Optical Microscopic Images showing the Fractured Areas a Flexural Failure by Tension b Exploded View showing the through-thickness crack growth originating from the resin rich regions c Inter Layer crack growth in resin rich regions d Interlaminar Failure at mid plane

In all the tested specimens, several failure modes have contributed to the catastrophic failure of the specimens. All these failure modes are normally observed in short beam shear test according to ASTM D2344/D2344M standards, and also observed in literature [47]. In all the specimens, the flexural failure by tension occurred in the surface opposite to the loading face of the specimen along the loading axis (Fig. 11a). Apart from these, there are some through-thickness cracks, which originate from the resin rich region and propagates through the thickness of the composite (Fig. 11b). The untested specimen shows that there are several resin rich regions in the specimen through the thickness of the specimen (Fig. 10). These regions serve as the initiators for through-thickness crack growth. Despite the through-thickness cracks, explosive failure did not occur in the specimens, as the warp fibres hold the longitudinal fibres together.

Apart from these, there are some interlayer cracks near the mid plane of the specimens, which also occurs in the resin rich region (Fig. 11c). The major failure, however, is the interlaminar failure, which occurs in the mid plane of the specimen and propagates along the length of the specimen. Several microcracks and inter layer cracks that can be observed also occurred away from the outer plies. This indicates that the major failure occurred near the mid plane of the specimen, and the temperature exposure could not have had a greater influence.

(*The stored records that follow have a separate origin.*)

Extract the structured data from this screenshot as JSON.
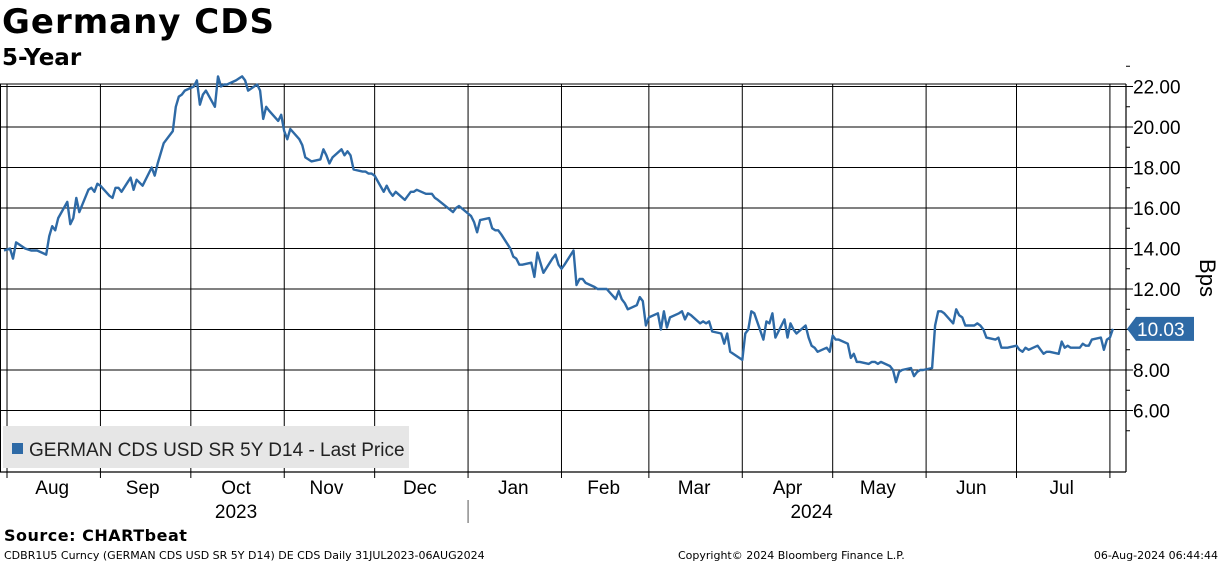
{
  "header": {
    "title": "Germany CDS",
    "subtitle": "5-Year"
  },
  "footer": {
    "source": "Source: CHARTbeat",
    "security_line": "CDBR1U5 Curncy (GERMAN CDS USD SR 5Y D14) DE CDS  Daily 31JUL2023-06AUG2024",
    "copyright": "Copyright© 2024 Bloomberg Finance L.P.",
    "timestamp": "06-Aug-2024 06:44:44"
  },
  "colors": {
    "series": "#2e6aa6",
    "grid": "#000000",
    "legend_bg": "#e6e6e6"
  },
  "chart_data": {
    "type": "line",
    "xlabel": "",
    "ylabel": "Bps",
    "ylim": [
      5,
      24
    ],
    "yticks": [
      6,
      8,
      10,
      12,
      14,
      16,
      18,
      20,
      22
    ],
    "ytick_labels": [
      "6.00",
      "8.00",
      "10.00",
      "12.00",
      "14.00",
      "16.00",
      "18.00",
      "20.00",
      "22.00"
    ],
    "xlim": [
      "2023-07-31",
      "2024-08-06"
    ],
    "x_month_labels": [
      {
        "label": "Aug",
        "date": "2023-08-16"
      },
      {
        "label": "Sep",
        "date": "2023-09-15"
      },
      {
        "label": "Oct",
        "date": "2023-10-16"
      },
      {
        "label": "Nov",
        "date": "2023-11-15"
      },
      {
        "label": "Dec",
        "date": "2023-12-16"
      },
      {
        "label": "Jan",
        "date": "2024-01-16"
      },
      {
        "label": "Feb",
        "date": "2024-02-15"
      },
      {
        "label": "Mar",
        "date": "2024-03-16"
      },
      {
        "label": "Apr",
        "date": "2024-04-16"
      },
      {
        "label": "May",
        "date": "2024-05-16"
      },
      {
        "label": "Jun",
        "date": "2024-06-16"
      },
      {
        "label": "Jul",
        "date": "2024-07-16"
      }
    ],
    "x_year_labels": [
      {
        "label": "2023",
        "date": "2023-10-16"
      },
      {
        "label": "2024",
        "date": "2024-04-24"
      }
    ],
    "x_gridlines": [
      "2023-08-01",
      "2023-09-01",
      "2023-10-01",
      "2023-11-01",
      "2023-12-01",
      "2024-01-01",
      "2024-02-01",
      "2024-03-01",
      "2024-04-01",
      "2024-05-01",
      "2024-06-01",
      "2024-07-01",
      "2024-08-01"
    ],
    "year_separator": "2024-01-01",
    "grid": true,
    "legend": {
      "position": "bottom-left",
      "label": "GERMAN CDS USD SR 5Y D14 - Last Price"
    },
    "last_value_label": "10.03",
    "series": [
      {
        "name": "GERMAN CDS USD SR 5Y D14 - Last Price",
        "points": [
          [
            "2023-07-31",
            13.9
          ],
          [
            "2023-08-02",
            14.0
          ],
          [
            "2023-08-03",
            13.5
          ],
          [
            "2023-08-04",
            14.3
          ],
          [
            "2023-08-07",
            14.0
          ],
          [
            "2023-08-09",
            13.9
          ],
          [
            "2023-08-11",
            13.9
          ],
          [
            "2023-08-14",
            13.7
          ],
          [
            "2023-08-15",
            14.6
          ],
          [
            "2023-08-16",
            15.1
          ],
          [
            "2023-08-17",
            14.9
          ],
          [
            "2023-08-18",
            15.5
          ],
          [
            "2023-08-21",
            16.3
          ],
          [
            "2023-08-22",
            15.2
          ],
          [
            "2023-08-23",
            15.5
          ],
          [
            "2023-08-24",
            16.5
          ],
          [
            "2023-08-25",
            15.8
          ],
          [
            "2023-08-28",
            16.9
          ],
          [
            "2023-08-29",
            17.0
          ],
          [
            "2023-08-30",
            16.8
          ],
          [
            "2023-08-31",
            17.2
          ],
          [
            "2023-09-01",
            17.1
          ],
          [
            "2023-09-04",
            16.6
          ],
          [
            "2023-09-05",
            16.5
          ],
          [
            "2023-09-06",
            17.0
          ],
          [
            "2023-09-07",
            17.0
          ],
          [
            "2023-09-08",
            16.8
          ],
          [
            "2023-09-11",
            17.5
          ],
          [
            "2023-09-12",
            16.9
          ],
          [
            "2023-09-13",
            17.4
          ],
          [
            "2023-09-15",
            17.1
          ],
          [
            "2023-09-18",
            18.0
          ],
          [
            "2023-09-19",
            17.6
          ],
          [
            "2023-09-20",
            18.2
          ],
          [
            "2023-09-22",
            19.2
          ],
          [
            "2023-09-25",
            19.8
          ],
          [
            "2023-09-26",
            21.0
          ],
          [
            "2023-09-27",
            21.5
          ],
          [
            "2023-09-28",
            21.6
          ],
          [
            "2023-09-29",
            21.8
          ],
          [
            "2023-10-02",
            22.0
          ],
          [
            "2023-10-03",
            22.3
          ],
          [
            "2023-10-04",
            21.1
          ],
          [
            "2023-10-05",
            21.6
          ],
          [
            "2023-10-06",
            21.8
          ],
          [
            "2023-10-09",
            21.0
          ],
          [
            "2023-10-10",
            22.5
          ],
          [
            "2023-10-11",
            22.0
          ],
          [
            "2023-10-12",
            22.1
          ],
          [
            "2023-10-13",
            22.1
          ],
          [
            "2023-10-16",
            22.3
          ],
          [
            "2023-10-17",
            22.4
          ],
          [
            "2023-10-18",
            22.5
          ],
          [
            "2023-10-19",
            22.3
          ],
          [
            "2023-10-20",
            21.8
          ],
          [
            "2023-10-23",
            22.1
          ],
          [
            "2023-10-24",
            21.8
          ],
          [
            "2023-10-25",
            20.4
          ],
          [
            "2023-10-26",
            21.0
          ],
          [
            "2023-10-27",
            20.8
          ],
          [
            "2023-10-30",
            20.3
          ],
          [
            "2023-10-31",
            20.6
          ],
          [
            "2023-11-01",
            19.8
          ],
          [
            "2023-11-02",
            19.4
          ],
          [
            "2023-11-03",
            19.9
          ],
          [
            "2023-11-06",
            19.4
          ],
          [
            "2023-11-07",
            19.1
          ],
          [
            "2023-11-08",
            18.5
          ],
          [
            "2023-11-09",
            18.4
          ],
          [
            "2023-11-10",
            18.3
          ],
          [
            "2023-11-13",
            18.4
          ],
          [
            "2023-11-14",
            18.9
          ],
          [
            "2023-11-15",
            18.6
          ],
          [
            "2023-11-16",
            18.2
          ],
          [
            "2023-11-17",
            18.5
          ],
          [
            "2023-11-20",
            18.9
          ],
          [
            "2023-11-21",
            18.6
          ],
          [
            "2023-11-22",
            18.8
          ],
          [
            "2023-11-23",
            18.6
          ],
          [
            "2023-11-24",
            17.9
          ],
          [
            "2023-11-27",
            17.8
          ],
          [
            "2023-11-28",
            17.8
          ],
          [
            "2023-11-29",
            17.7
          ],
          [
            "2023-11-30",
            17.7
          ],
          [
            "2023-12-01",
            17.6
          ],
          [
            "2023-12-04",
            16.8
          ],
          [
            "2023-12-05",
            17.1
          ],
          [
            "2023-12-06",
            16.8
          ],
          [
            "2023-12-07",
            16.6
          ],
          [
            "2023-12-08",
            16.8
          ],
          [
            "2023-12-11",
            16.4
          ],
          [
            "2023-12-12",
            16.6
          ],
          [
            "2023-12-13",
            16.8
          ],
          [
            "2023-12-14",
            16.8
          ],
          [
            "2023-12-15",
            16.9
          ],
          [
            "2023-12-18",
            16.7
          ],
          [
            "2023-12-19",
            16.7
          ],
          [
            "2023-12-20",
            16.7
          ],
          [
            "2023-12-21",
            16.5
          ],
          [
            "2023-12-22",
            16.4
          ],
          [
            "2023-12-27",
            15.8
          ],
          [
            "2023-12-28",
            16.0
          ],
          [
            "2023-12-29",
            16.1
          ],
          [
            "2024-01-02",
            15.6
          ],
          [
            "2024-01-03",
            15.3
          ],
          [
            "2024-01-04",
            14.8
          ],
          [
            "2024-01-05",
            15.4
          ],
          [
            "2024-01-08",
            15.5
          ],
          [
            "2024-01-09",
            15.0
          ],
          [
            "2024-01-10",
            14.9
          ],
          [
            "2024-01-11",
            14.9
          ],
          [
            "2024-01-12",
            14.7
          ],
          [
            "2024-01-15",
            14.0
          ],
          [
            "2024-01-16",
            13.6
          ],
          [
            "2024-01-17",
            13.5
          ],
          [
            "2024-01-18",
            13.2
          ],
          [
            "2024-01-19",
            13.2
          ],
          [
            "2024-01-22",
            13.3
          ],
          [
            "2024-01-23",
            12.6
          ],
          [
            "2024-01-24",
            13.8
          ],
          [
            "2024-01-25",
            13.3
          ],
          [
            "2024-01-26",
            12.8
          ],
          [
            "2024-01-29",
            13.5
          ],
          [
            "2024-01-30",
            13.7
          ],
          [
            "2024-01-31",
            13.2
          ],
          [
            "2024-02-01",
            13.0
          ],
          [
            "2024-02-02",
            13.2
          ],
          [
            "2024-02-05",
            13.9
          ],
          [
            "2024-02-06",
            12.2
          ],
          [
            "2024-02-07",
            12.5
          ],
          [
            "2024-02-08",
            12.5
          ],
          [
            "2024-02-09",
            12.3
          ],
          [
            "2024-02-12",
            12.1
          ],
          [
            "2024-02-13",
            12.0
          ],
          [
            "2024-02-14",
            12.0
          ],
          [
            "2024-02-15",
            12.0
          ],
          [
            "2024-02-16",
            12.0
          ],
          [
            "2024-02-19",
            11.5
          ],
          [
            "2024-02-20",
            11.9
          ],
          [
            "2024-02-21",
            11.5
          ],
          [
            "2024-02-22",
            11.3
          ],
          [
            "2024-02-23",
            11.0
          ],
          [
            "2024-02-26",
            11.2
          ],
          [
            "2024-02-27",
            11.6
          ],
          [
            "2024-02-28",
            11.4
          ],
          [
            "2024-02-29",
            10.2
          ],
          [
            "2024-03-01",
            10.6
          ],
          [
            "2024-03-04",
            10.8
          ],
          [
            "2024-03-05",
            10.0
          ],
          [
            "2024-03-06",
            10.9
          ],
          [
            "2024-03-07",
            10.1
          ],
          [
            "2024-03-08",
            10.6
          ],
          [
            "2024-03-11",
            10.8
          ],
          [
            "2024-03-12",
            10.9
          ],
          [
            "2024-03-13",
            10.5
          ],
          [
            "2024-03-14",
            10.8
          ],
          [
            "2024-03-15",
            10.7
          ],
          [
            "2024-03-18",
            10.3
          ],
          [
            "2024-03-19",
            10.4
          ],
          [
            "2024-03-20",
            10.3
          ],
          [
            "2024-03-21",
            10.4
          ],
          [
            "2024-03-22",
            9.9
          ],
          [
            "2024-03-25",
            9.8
          ],
          [
            "2024-03-26",
            9.3
          ],
          [
            "2024-03-27",
            9.8
          ],
          [
            "2024-03-28",
            8.9
          ],
          [
            "2024-04-01",
            8.5
          ],
          [
            "2024-04-02",
            9.8
          ],
          [
            "2024-04-03",
            10.0
          ],
          [
            "2024-04-04",
            10.9
          ],
          [
            "2024-04-05",
            10.8
          ],
          [
            "2024-04-08",
            9.5
          ],
          [
            "2024-04-09",
            10.4
          ],
          [
            "2024-04-10",
            10.3
          ],
          [
            "2024-04-11",
            10.8
          ],
          [
            "2024-04-12",
            9.6
          ],
          [
            "2024-04-15",
            10.5
          ],
          [
            "2024-04-16",
            9.6
          ],
          [
            "2024-04-17",
            10.3
          ],
          [
            "2024-04-18",
            10.0
          ],
          [
            "2024-04-19",
            9.8
          ],
          [
            "2024-04-22",
            10.2
          ],
          [
            "2024-04-23",
            9.6
          ],
          [
            "2024-04-24",
            9.2
          ],
          [
            "2024-04-25",
            9.1
          ],
          [
            "2024-04-26",
            8.9
          ],
          [
            "2024-04-29",
            9.1
          ],
          [
            "2024-04-30",
            8.9
          ],
          [
            "2024-05-01",
            9.7
          ],
          [
            "2024-05-02",
            9.5
          ],
          [
            "2024-05-03",
            9.5
          ],
          [
            "2024-05-06",
            9.3
          ],
          [
            "2024-05-07",
            8.6
          ],
          [
            "2024-05-08",
            8.8
          ],
          [
            "2024-05-09",
            8.4
          ],
          [
            "2024-05-10",
            8.4
          ],
          [
            "2024-05-13",
            8.3
          ],
          [
            "2024-05-14",
            8.4
          ],
          [
            "2024-05-15",
            8.4
          ],
          [
            "2024-05-16",
            8.3
          ],
          [
            "2024-05-17",
            8.4
          ],
          [
            "2024-05-20",
            8.2
          ],
          [
            "2024-05-21",
            8.0
          ],
          [
            "2024-05-22",
            7.4
          ],
          [
            "2024-05-23",
            7.9
          ],
          [
            "2024-05-24",
            8.0
          ],
          [
            "2024-05-27",
            8.1
          ],
          [
            "2024-05-28",
            7.7
          ],
          [
            "2024-05-29",
            7.9
          ],
          [
            "2024-05-30",
            8.0
          ],
          [
            "2024-05-31",
            8.0
          ],
          [
            "2024-06-03",
            8.1
          ],
          [
            "2024-06-04",
            10.2
          ],
          [
            "2024-06-05",
            10.9
          ],
          [
            "2024-06-06",
            10.9
          ],
          [
            "2024-06-07",
            10.8
          ],
          [
            "2024-06-10",
            10.3
          ],
          [
            "2024-06-11",
            11.0
          ],
          [
            "2024-06-12",
            10.7
          ],
          [
            "2024-06-13",
            10.6
          ],
          [
            "2024-06-14",
            10.2
          ],
          [
            "2024-06-17",
            10.2
          ],
          [
            "2024-06-18",
            10.3
          ],
          [
            "2024-06-19",
            10.2
          ],
          [
            "2024-06-20",
            10.0
          ],
          [
            "2024-06-21",
            9.6
          ],
          [
            "2024-06-24",
            9.5
          ],
          [
            "2024-06-25",
            9.6
          ],
          [
            "2024-06-26",
            9.1
          ],
          [
            "2024-06-27",
            9.1
          ],
          [
            "2024-06-28",
            9.1
          ],
          [
            "2024-07-01",
            9.2
          ],
          [
            "2024-07-02",
            9.0
          ],
          [
            "2024-07-03",
            8.9
          ],
          [
            "2024-07-04",
            9.1
          ],
          [
            "2024-07-05",
            9.0
          ],
          [
            "2024-07-08",
            9.2
          ],
          [
            "2024-07-09",
            9.0
          ],
          [
            "2024-07-10",
            8.8
          ],
          [
            "2024-07-11",
            8.9
          ],
          [
            "2024-07-12",
            8.9
          ],
          [
            "2024-07-15",
            8.8
          ],
          [
            "2024-07-16",
            9.4
          ],
          [
            "2024-07-17",
            9.1
          ],
          [
            "2024-07-18",
            9.2
          ],
          [
            "2024-07-19",
            9.1
          ],
          [
            "2024-07-22",
            9.1
          ],
          [
            "2024-07-23",
            9.3
          ],
          [
            "2024-07-24",
            9.2
          ],
          [
            "2024-07-25",
            9.2
          ],
          [
            "2024-07-26",
            9.5
          ],
          [
            "2024-07-29",
            9.6
          ],
          [
            "2024-07-30",
            9.0
          ],
          [
            "2024-07-31",
            9.5
          ],
          [
            "2024-08-01",
            9.6
          ],
          [
            "2024-08-02",
            10.03
          ]
        ]
      }
    ]
  }
}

Summarizing the observations made so far, the in-plane shear strengths of the specimen are largely affected by the temperature exposure, while the interlaminar shear strength of the plain weave fabric CFRP remains unaffected due to the exposed temperature. It must be noted that this holds true when the exposed temperature is less that the \({T}_{g}\) of the specimen.

5 Conclusion

Plain weave fabric CFRP specimens are tested at elevated temperatures to study the in-plane shear and interlaminar shear properties. The in-plane shear properties, the in-plane shear strength and interlaminar shear strength are greatly affected by the exposed temperature, even when the temperature is below the \({T}_{g}\) of the composites. This is due to the matrix carrying most of the load during the initial stages of loading and consequently affecting the off-axis load bearing characteristics of the composites. The failure occurrences, which occurs mostly in the resin rich region, in delamination mode is also the reason for this reduction in in-plane shear properties at elevated temperatures. The prediction model, Hawileh model can be used for estimating the in-plane shear strength, while Wang model can be used for estimating the shear modulus of the plain weave fabric CFRP at different temperature exposures. The interlaminar strength of the composite is largely unaffected by the exposure to elevated temperatures. Nonetheless, the variation in cross-sectional area of the composites affect them greatly. Both of these can be attributed to the protection provided by the outer plies, which insulates the heat flow through the composites and retaining the interlaminar properties at elevated temperatures. The failure modes occurring in plies away from the outer plies show that the thickness clearly influences the interlaminar strength of the composites.